Filmmakers, who don’t have to create carnage night after night, don’t have those headaches. Thanks to computers and other technology, they have other advantages too when it comes to creating special effects. But onstage, everything happens in front of the audience in real time.

Advertisement

So Warshaw, who has also worked in film, uses what he calls “the pretty girl technique” to distract the audience enough to create his special effects. “I’ve had several clients of mine who are magicians, so I cannot give away any secrets,” he says. “But basically it’s misdirection.”

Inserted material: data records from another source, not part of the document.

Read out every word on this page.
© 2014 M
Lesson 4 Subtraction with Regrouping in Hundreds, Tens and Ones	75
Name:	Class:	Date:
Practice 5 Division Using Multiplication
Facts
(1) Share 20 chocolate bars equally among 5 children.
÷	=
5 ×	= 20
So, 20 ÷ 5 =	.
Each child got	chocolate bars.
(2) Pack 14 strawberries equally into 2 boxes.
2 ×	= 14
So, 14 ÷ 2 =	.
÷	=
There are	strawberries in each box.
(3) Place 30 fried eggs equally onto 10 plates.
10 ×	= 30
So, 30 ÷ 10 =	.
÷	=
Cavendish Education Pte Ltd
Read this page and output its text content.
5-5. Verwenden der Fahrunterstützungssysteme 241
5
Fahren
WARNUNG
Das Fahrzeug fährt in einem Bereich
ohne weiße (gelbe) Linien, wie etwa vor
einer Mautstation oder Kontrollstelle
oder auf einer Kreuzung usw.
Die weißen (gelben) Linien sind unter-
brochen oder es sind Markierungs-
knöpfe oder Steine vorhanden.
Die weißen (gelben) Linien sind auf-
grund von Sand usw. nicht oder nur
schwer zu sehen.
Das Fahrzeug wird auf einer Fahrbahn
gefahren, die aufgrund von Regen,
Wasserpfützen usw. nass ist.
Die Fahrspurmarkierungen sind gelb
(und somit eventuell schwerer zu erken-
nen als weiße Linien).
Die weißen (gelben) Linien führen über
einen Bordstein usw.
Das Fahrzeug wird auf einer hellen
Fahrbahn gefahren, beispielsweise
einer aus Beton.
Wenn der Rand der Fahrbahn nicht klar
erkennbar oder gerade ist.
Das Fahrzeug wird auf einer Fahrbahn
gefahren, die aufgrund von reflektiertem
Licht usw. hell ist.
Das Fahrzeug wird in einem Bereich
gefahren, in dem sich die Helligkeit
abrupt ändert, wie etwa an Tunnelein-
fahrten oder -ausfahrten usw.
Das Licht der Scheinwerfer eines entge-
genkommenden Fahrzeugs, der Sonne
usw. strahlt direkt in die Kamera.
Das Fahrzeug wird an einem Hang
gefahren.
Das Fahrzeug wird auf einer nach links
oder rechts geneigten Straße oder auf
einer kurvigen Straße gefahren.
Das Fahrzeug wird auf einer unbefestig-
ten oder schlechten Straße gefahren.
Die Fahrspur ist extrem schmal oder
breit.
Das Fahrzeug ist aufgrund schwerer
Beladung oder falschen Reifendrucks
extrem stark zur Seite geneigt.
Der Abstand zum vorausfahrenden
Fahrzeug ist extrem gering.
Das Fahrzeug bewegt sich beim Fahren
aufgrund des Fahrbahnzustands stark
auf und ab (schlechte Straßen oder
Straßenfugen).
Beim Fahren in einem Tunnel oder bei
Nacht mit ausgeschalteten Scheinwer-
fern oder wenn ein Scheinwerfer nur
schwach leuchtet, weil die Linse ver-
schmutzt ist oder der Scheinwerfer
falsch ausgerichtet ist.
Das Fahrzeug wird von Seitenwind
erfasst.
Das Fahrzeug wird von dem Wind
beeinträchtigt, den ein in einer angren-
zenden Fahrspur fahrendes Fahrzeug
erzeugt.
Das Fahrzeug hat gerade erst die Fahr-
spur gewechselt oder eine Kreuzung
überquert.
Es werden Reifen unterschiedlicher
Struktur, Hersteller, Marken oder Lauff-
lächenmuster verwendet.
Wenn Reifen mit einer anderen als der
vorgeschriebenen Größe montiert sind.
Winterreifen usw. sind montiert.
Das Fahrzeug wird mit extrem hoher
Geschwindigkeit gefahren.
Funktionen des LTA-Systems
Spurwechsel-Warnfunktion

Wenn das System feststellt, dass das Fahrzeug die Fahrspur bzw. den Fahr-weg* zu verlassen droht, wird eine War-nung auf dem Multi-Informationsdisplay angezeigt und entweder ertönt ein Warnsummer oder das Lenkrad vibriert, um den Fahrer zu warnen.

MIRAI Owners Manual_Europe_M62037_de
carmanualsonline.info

He has also created equipment to make it safer for actors to be “shot.” Warshaw’s Det-Less Bloodhit System uses compressed air instead of explosives to spurt stage blood from an actor’s body. His patented system can shoot blood using wireless remote controls.

Gun handling onstage still carries risks, even though the actors shoot blanks. “There are some very dangerous things that are happening onstage,” Warshaw says. “They’re real guns firing blanks. They’re modified so you can’t put in a full metal jacket, a real bullet, just a blank shell with powder. The danger is that even though you fire without a projectile coming out, powder is coming out of the end of the barrel. A lot of care is taken so that no one gets powder shot at their face.” Fight director Steve Rankin carefully designed actors’ placement and gun handling moves to prevent powder burns.

Also tricky is the 45-second blackout for five stagehands to dress the stage for the play’s goriest scene.

“Wilson was keen that the blackout was complete, so we installed in the Taper a mechanism that allows an electrician, who’s on guard, to turn off the aisle lights temporarily,” Lee says. “We couldn’t turn off exit signs, so we have ushers in capes carrying [solid] black picket signs — they look like Darth Vader — covering the exit signs with placards, so we have a complete blackout.”

Navigating the treacherous multi-level stage, designed to evoke rocky terrain, in the dark required numerous rehearsals, first with light and later with night-vision goggles. Stagehands with goggles are on hand to guide the actors into position.

Advertisement

Another scene that has many audience members squirming every night is one in which the lieutenant, played by Chris Pine, tortures a drug dealer portrayed by Brett Ryback, who hangs upside down, bound at his ankles, 30 feet above the stage, for 11 minutes. . Ryback says he worked up to it gradually over 51/2 weeks, but he still needs 20 minutes to recover. “My sinuses are blocked and I have pressure behind my eyes and head,” he says. “They’ve given me an ice mask to relieve puffiness in my face and I sit for 10 minutes.”

As for critics who were gobsmacked by the gore, Warshaw says he was “amused by it, but I didn’t want them to walk out and think that’s what ‘Inishmore’ was about. ‘Inishmore’ is a great story, and it’s funny. My little addition to it is just a little salt and pepper. It’s not the meat and potatoes.”